In The Nun II c’è questa singolare inversione dei ruoli e va aggiunto che quella di Maurice è una presenza minacciosa anche quando non fa le boccacce da indemoniato o non gli sanguinano gli occhi. È presentato come un intruso, fuori posto; se non fosse che il Warrenverse è un universo narrativo reazionario, mi verrebbe quasi da dire che la sua è una figura predatoria e che il rapporto con Irene esiste soltanto perché ce lo ritroviamo sul groppone dal film precedente e quindi ci tocca sopportarlo; al contrario, il vero cuore del film si trova nella relazione tra Irene e Debra, che sì, come tantissime relazioni femminili di The Conjuring e dei suoi spin off, è pesantemente queer coded, anche se non si arriva mai al punto di esplicitare alcunché. C’è poi da aggiungere qualche dettaglio della storia personale di Irene, che ne esce molto più complessa e tormentata rispetto al primo film. Sono sottigliezze di sceneggiatura, appunto, roba messa lì da Cooper per dare un’atmosfera un po’ fuori dagli schemi a un prodotto che deve la sua fortuna al fatto di essersi ritagliato un posticino molto remunerativo all’interno degli schemi.
L’intreccio del film è un po’ confusionario e a un certo punto sembra quasi una vicenda di supereroi contro il diavolo, caratteristica che è ha sempre fatto parte del Warrenverse, ma che qui tocca delle vette altissime, soprattutto nel finale. Chaves è bravo a contenere questa tentazione perenne a buttarla sul circense e pirotecnico costruendo un’atmosfera sinistra per tutta la prima parte.
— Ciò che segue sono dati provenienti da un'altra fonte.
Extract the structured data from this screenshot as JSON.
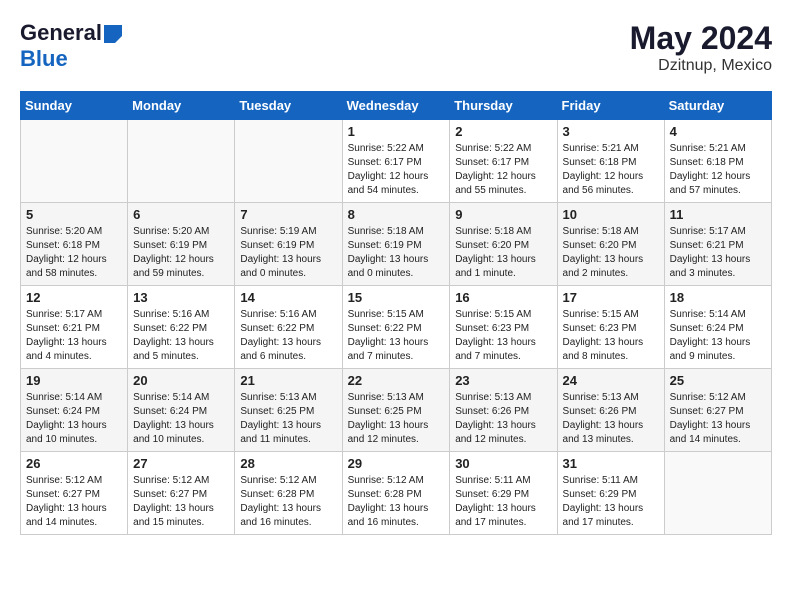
{
  "header": {
    "logo_general": "General",
    "logo_blue": "Blue",
    "month_year": "May 2024",
    "location": "Dzitnup, Mexico"
  },
  "days_of_week": [
    "Sunday",
    "Monday",
    "Tuesday",
    "Wednesday",
    "Thursday",
    "Friday",
    "Saturday"
  ],
  "weeks": [
    [
      {
        "day": "",
        "info": ""
      },
      {
        "day": "",
        "info": ""
      },
      {
        "day": "",
        "info": ""
      },
      {
        "day": "1",
        "info": "Sunrise: 5:22 AM\nSunset: 6:17 PM\nDaylight: 12 hours\nand 54 minutes."
      },
      {
        "day": "2",
        "info": "Sunrise: 5:22 AM\nSunset: 6:17 PM\nDaylight: 12 hours\nand 55 minutes."
      },
      {
        "day": "3",
        "info": "Sunrise: 5:21 AM\nSunset: 6:18 PM\nDaylight: 12 hours\nand 56 minutes."
      },
      {
        "day": "4",
        "info": "Sunrise: 5:21 AM\nSunset: 6:18 PM\nDaylight: 12 hours\nand 57 minutes."
      }
    ],
    [
      {
        "day": "5",
        "info": "Sunrise: 5:20 AM\nSunset: 6:18 PM\nDaylight: 12 hours\nand 58 minutes."
      },
      {
        "day": "6",
        "info": "Sunrise: 5:20 AM\nSunset: 6:19 PM\nDaylight: 12 hours\nand 59 minutes."
      },
      {
        "day": "7",
        "info": "Sunrise: 5:19 AM\nSunset: 6:19 PM\nDaylight: 13 hours\nand 0 minutes."
      },
      {
        "day": "8",
        "info": "Sunrise: 5:18 AM\nSunset: 6:19 PM\nDaylight: 13 hours\nand 0 minutes."
      },
      {
        "day": "9",
        "info": "Sunrise: 5:18 AM\nSunset: 6:20 PM\nDaylight: 13 hours\nand 1 minute."
      },
      {
        "day": "10",
        "info": "Sunrise: 5:18 AM\nSunset: 6:20 PM\nDaylight: 13 hours\nand 2 minutes."
      },
      {
        "day": "11",
        "info": "Sunrise: 5:17 AM\nSunset: 6:21 PM\nDaylight: 13 hours\nand 3 minutes."
      }
    ],
    [
      {
        "day": "12",
        "info": "Sunrise: 5:17 AM\nSunset: 6:21 PM\nDaylight: 13 hours\nand 4 minutes."
      },
      {
        "day": "13",
        "info": "Sunrise: 5:16 AM\nSunset: 6:22 PM\nDaylight: 13 hours\nand 5 minutes."
      },
      {
        "day": "14",
        "info": "Sunrise: 5:16 AM\nSunset: 6:22 PM\nDaylight: 13 hours\nand 6 minutes."
      },
      {
        "day": "15",
        "info": "Sunrise: 5:15 AM\nSunset: 6:22 PM\nDaylight: 13 hours\nand 7 minutes."
      },
      {
        "day": "16",
        "info": "Sunrise: 5:15 AM\nSunset: 6:23 PM\nDaylight: 13 hours\nand 7 minutes."
      },
      {
        "day": "17",
        "info": "Sunrise: 5:15 AM\nSunset: 6:23 PM\nDaylight: 13 hours\nand 8 minutes."
      },
      {
        "day": "18",
        "info": "Sunrise: 5:14 AM\nSunset: 6:24 PM\nDaylight: 13 hours\nand 9 minutes."
      }
    ],
    [
      {
        "day": "19",
        "info": "Sunrise: 5:14 AM\nSunset: 6:24 PM\nDaylight: 13 hours\nand 10 minutes."
      },
      {
        "day": "20",
        "info": "Sunrise: 5:14 AM\nSunset: 6:24 PM\nDaylight: 13 hours\nand 10 minutes."
      },
      {
        "day": "21",
        "info": "Sunrise: 5:13 AM\nSunset: 6:25 PM\nDaylight: 13 hours\nand 11 minutes."
      },
      {
        "day": "22",
        "info": "Sunrise: 5:13 AM\nSunset: 6:25 PM\nDaylight: 13 hours\nand 12 minutes."
      },
      {
        "day": "23",
        "info": "Sunrise: 5:13 AM\nSunset: 6:26 PM\nDaylight: 13 hours\nand 12 minutes."
      },
      {
        "day": "24",
        "info": "Sunrise: 5:13 AM\nSunset: 6:26 PM\nDaylight: 13 hours\nand 13 minutes."
      },
      {
        "day": "25",
        "info": "Sunrise: 5:12 AM\nSunset: 6:27 PM\nDaylight: 13 hours\nand 14 minutes."
      }
    ],
    [
      {
        "day": "26",
        "info": "Sunrise: 5:12 AM\nSunset: 6:27 PM\nDaylight: 13 hours\nand 14 minutes."
      },
      {
        "day": "27",
        "info": "Sunrise: 5:12 AM\nSunset: 6:27 PM\nDaylight: 13 hours\nand 15 minutes."
      },
      {
        "day": "28",
        "info": "Sunrise: 5:12 AM\nSunset: 6:28 PM\nDaylight: 13 hours\nand 16 minutes."
      },
      {
        "day": "29",
        "info": "Sunrise: 5:12 AM\nSunset: 6:28 PM\nDaylight: 13 hours\nand 16 minutes."
      },
      {
        "day": "30",
        "info": "Sunrise: 5:11 AM\nSunset: 6:29 PM\nDaylight: 13 hours\nand 17 minutes."
      },
      {
        "day": "31",
        "info": "Sunrise: 5:11 AM\nSunset: 6:29 PM\nDaylight: 13 hours\nand 17 minutes."
      },
      {
        "day": "",
        "info": ""
      }
    ]
  ]
}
Ci sono delle sequenze a effetto girate benissimo, che quasi sempre coinvolgono le visioni mistiche di Irene. Mi piace come usa i campi lunghi e come inserisce i suoi personaggi nelle architetture e nei (pochi) paesaggi esterni in cui si svolge il film, mi piacciono i tagli di luce, la disposizione degli attori in campo, e anche la staticità delle inquadrature che ricorda dei dipinti gotici.
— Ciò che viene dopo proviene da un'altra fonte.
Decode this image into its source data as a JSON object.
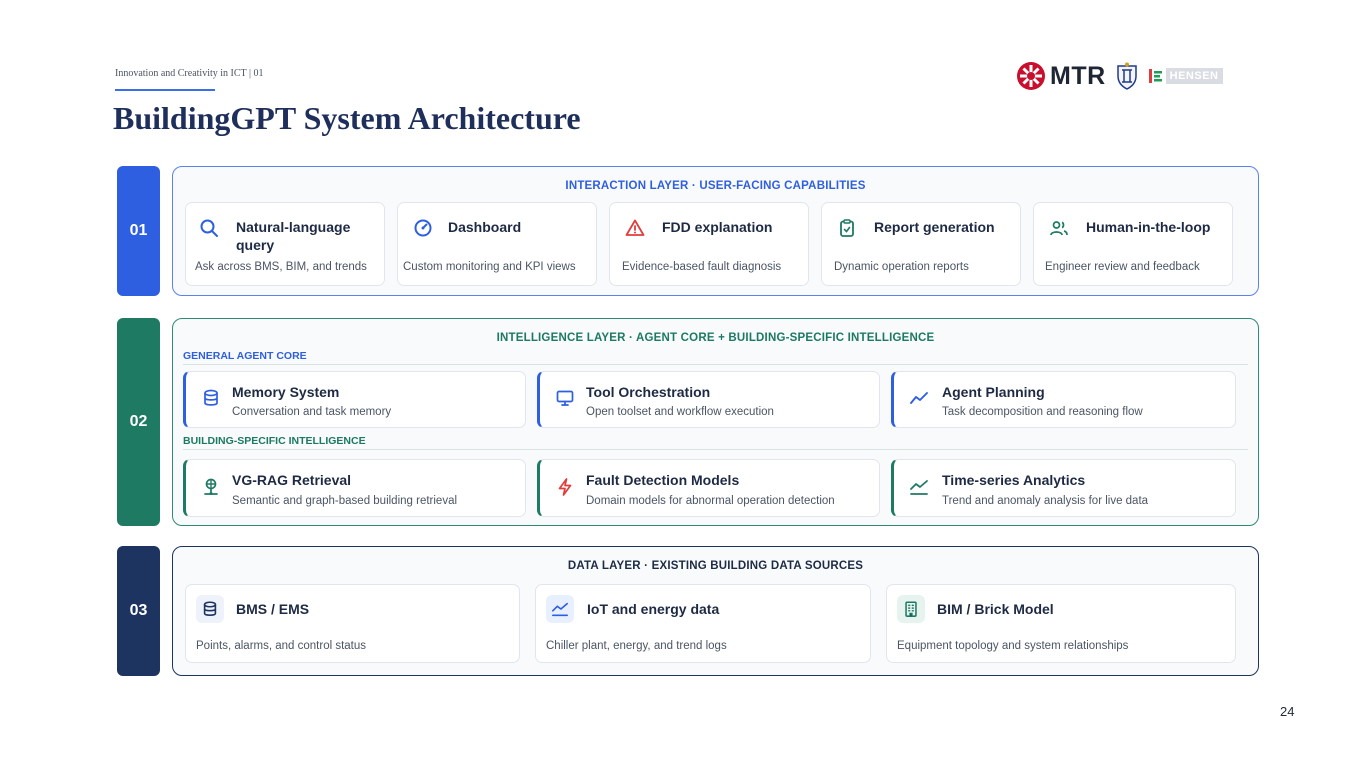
{
  "header": {
    "kicker": "Innovation and Creativity in ICT | 01",
    "title": "BuildingGPT System Architecture",
    "logo_mtr": "MTR",
    "logo_hensen": "HENSEN"
  },
  "layers": [
    {
      "number": "01",
      "title": "INTERACTION LAYER · USER-FACING CAPABILITIES",
      "cards": [
        {
          "title": "Natural-language query",
          "desc": "Ask across BMS, BIM, and trends",
          "icon": "search-icon"
        },
        {
          "title": "Dashboard",
          "desc": "Custom monitoring and KPI views",
          "icon": "gauge-icon"
        },
        {
          "title": "FDD explanation",
          "desc": "Evidence-based fault diagnosis",
          "icon": "warning-icon"
        },
        {
          "title": "Report generation",
          "desc": "Dynamic operation reports",
          "icon": "clipboard-icon"
        },
        {
          "title": "Human-in-the-loop",
          "desc": "Engineer review and feedback",
          "icon": "users-icon"
        }
      ]
    },
    {
      "number": "02",
      "title": "INTELLIGENCE LAYER · AGENT CORE + BUILDING-SPECIFIC INTELLIGENCE",
      "groups": [
        {
          "label": "GENERAL AGENT CORE",
          "cards": [
            {
              "title": "Memory System",
              "desc": "Conversation and task memory",
              "icon": "database-icon"
            },
            {
              "title": "Tool Orchestration",
              "desc": "Open toolset and workflow execution",
              "icon": "monitor-icon"
            },
            {
              "title": "Agent Planning",
              "desc": "Task decomposition and reasoning flow",
              "icon": "trend-icon"
            }
          ]
        },
        {
          "label": "BUILDING-SPECIFIC INTELLIGENCE",
          "cards": [
            {
              "title": "VG-RAG Retrieval",
              "desc": "Semantic and graph-based building retrieval",
              "icon": "network-icon"
            },
            {
              "title": "Fault Detection Models",
              "desc": "Domain models for abnormal operation detection",
              "icon": "lightning-icon"
            },
            {
              "title": "Time-series Analytics",
              "desc": "Trend and anomaly analysis for live data",
              "icon": "area-chart-icon"
            }
          ]
        }
      ]
    },
    {
      "number": "03",
      "title": "DATA LAYER · EXISTING BUILDING DATA SOURCES",
      "cards": [
        {
          "title": "BMS / EMS",
          "desc": "Points, alarms, and control status",
          "icon": "database-icon"
        },
        {
          "title": "IoT and energy data",
          "desc": "Chiller plant, energy, and trend logs",
          "icon": "area-chart-icon"
        },
        {
          "title": "BIM / Brick Model",
          "desc": "Equipment topology and system relationships",
          "icon": "building-icon"
        }
      ]
    }
  ],
  "colors": {
    "blue": "#2e5fe0",
    "green": "#1f7a64",
    "navy": "#1d3461",
    "red": "#e23b3b"
  },
  "page_number": "24"
}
Poi, con il terzo atto, salta un po’ tutto l’impianto da mistery messo in campo fino a quel momento e The Nun II diventa vagamente pacchiano, ma sempre molto divertente.
Non lo avrei mai detto, ma in un’annata abbastanza magra, The Nun II risulta essere uno dei più riusciti horror del 2023.
Ultima postilla, se qualcuno non si sbriga a sfruttare la parentela tra Taissa e Vera Farmiga per collegare i due personaggi, non rispondo più delle mie azioni.












Trovare una citazione alla poesia di Gozzano in un post dedicato a The Nun II. Straordinario, semplicemente straordinario. Questo seguito è piacevolissimo, non avendo amato molto il primo partivo prevenuto e sì, la presenza di Taissa Farmiga penso proprio non sia casuale. Il futuro del Warrenverse sarà interessante.
Se dieci anni fa, dopo la visione di Anna, non mi fossi infatuato della Farmiga junior (infatuazione divenuta cotta dopo The Final Girls) mai sarei andato a vedere The Nun II e, infatti, all’uscita della sala tra me e me ho pensato: “Basta abiti talari al cinema” (“suora tua!” si diceva ai miei tempi). Poi però qualche giorno fa ho visto Sorella Morte (che, tra l’altro, ha riscritto di questo scorcio 2023 la mia classifica horror dell’anno) e mi sono ricreduto. Beh, se The Nun II è Loreto impagliato Sorella Morte è Hope, lo scheletro della balena azzurra al Natural and History Museum di Londra.